Les chantiers de constructions peuvent être endommagés par des incidents impliquant les risques technologiques tels qu’explosion, onde de choc,… Ces incidents peuvent avoir un impact majeur sur le projet ou selon l’environnement. Par exemple, l’explosion de l’usine chimique de Toulouse en 2001 a eu un potentiel catastrophique très élevé et rien n’était prévisible. En conséquence, les maîtres d’œuvre et les aménageurs adoptent et développent des approches innovantes pour faire face.

Dans l’ensemble, l’atténuation des dommages causés par les risques technologiques reste un défi scientifique. De nouvelles prospectives des SIG apparaissent afin de cartographier ces risques majeurs. Une base de données des risques technologiques localisée et exploitée dans les SIG permet d’établir des classifications des zones à risques en fonction des capacités d’aléa * vulnérabilité et d’élaborer des cartes de synthèse pour constituer un véritable support de consultation et la prise de décision.

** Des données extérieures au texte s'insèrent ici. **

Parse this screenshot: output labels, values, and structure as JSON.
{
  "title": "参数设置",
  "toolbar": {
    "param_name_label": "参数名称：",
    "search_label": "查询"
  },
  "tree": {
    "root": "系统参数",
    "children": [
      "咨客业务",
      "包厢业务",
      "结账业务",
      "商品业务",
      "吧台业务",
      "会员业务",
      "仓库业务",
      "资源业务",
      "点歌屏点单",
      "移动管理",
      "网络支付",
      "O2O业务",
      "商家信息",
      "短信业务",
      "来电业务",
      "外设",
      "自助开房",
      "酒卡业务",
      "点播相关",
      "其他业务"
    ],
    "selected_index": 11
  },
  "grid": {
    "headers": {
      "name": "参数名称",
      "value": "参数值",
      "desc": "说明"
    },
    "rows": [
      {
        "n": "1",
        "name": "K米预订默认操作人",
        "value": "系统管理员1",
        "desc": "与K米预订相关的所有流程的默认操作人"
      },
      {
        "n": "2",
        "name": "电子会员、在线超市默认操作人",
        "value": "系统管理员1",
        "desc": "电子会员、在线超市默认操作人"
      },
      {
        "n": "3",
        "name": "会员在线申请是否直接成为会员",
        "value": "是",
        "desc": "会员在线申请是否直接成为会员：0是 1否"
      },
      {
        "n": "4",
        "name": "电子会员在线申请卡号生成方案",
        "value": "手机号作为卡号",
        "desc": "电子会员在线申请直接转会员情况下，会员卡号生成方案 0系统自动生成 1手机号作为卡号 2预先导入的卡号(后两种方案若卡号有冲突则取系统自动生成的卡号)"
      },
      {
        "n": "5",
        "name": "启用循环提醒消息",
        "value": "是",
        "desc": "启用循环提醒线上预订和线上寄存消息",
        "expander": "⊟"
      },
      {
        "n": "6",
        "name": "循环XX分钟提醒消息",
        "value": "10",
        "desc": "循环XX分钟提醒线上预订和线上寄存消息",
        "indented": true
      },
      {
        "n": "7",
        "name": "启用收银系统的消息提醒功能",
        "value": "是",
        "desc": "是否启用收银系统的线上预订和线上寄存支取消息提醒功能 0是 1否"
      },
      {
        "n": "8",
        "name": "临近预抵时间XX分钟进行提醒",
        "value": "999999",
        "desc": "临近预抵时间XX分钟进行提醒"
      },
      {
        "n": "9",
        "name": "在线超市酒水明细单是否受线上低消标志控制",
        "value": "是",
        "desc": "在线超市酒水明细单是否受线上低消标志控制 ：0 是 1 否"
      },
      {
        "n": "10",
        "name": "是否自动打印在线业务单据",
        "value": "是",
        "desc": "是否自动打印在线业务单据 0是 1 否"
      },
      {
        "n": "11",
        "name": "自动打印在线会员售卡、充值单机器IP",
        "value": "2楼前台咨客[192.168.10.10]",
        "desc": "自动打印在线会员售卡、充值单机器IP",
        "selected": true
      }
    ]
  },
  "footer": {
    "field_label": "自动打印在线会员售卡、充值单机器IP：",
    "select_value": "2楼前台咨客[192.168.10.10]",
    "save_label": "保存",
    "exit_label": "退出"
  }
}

Exemple de cartographie des niveaux de risques

Les systèmes d’informations géographiques sont utilisés pour présenter les données sous forme de cartes, ainsi de créer des cartes spatiales de risque sur l’environnement concerné. Grâce aux fonctions des SIG, on obtient une production et une visualisation d’une information plus complète. Les services compétents utilisent deux échelles cartographiques, le 1:10 000 et le 1:25 000 afin d’afficher  les risques et d’être comme référence durant l’ensemble de processus. Cette grande échelle permet de tenir en compte ces risques dans les documents d’urbanisme. La deuxième échelle permet d’avoir une vue d’ensemble des risques dans un format gérable, tout en restant assez précis.

L’utilisation d’une base de données fournie par le SIG présente de manière claire et harmonisée les informations à tous les partenaires, pour mettre en relation ces partenaires en superposant des couches d’informations, pour afficher les évolutions, notamment pour la construction de cartes composites.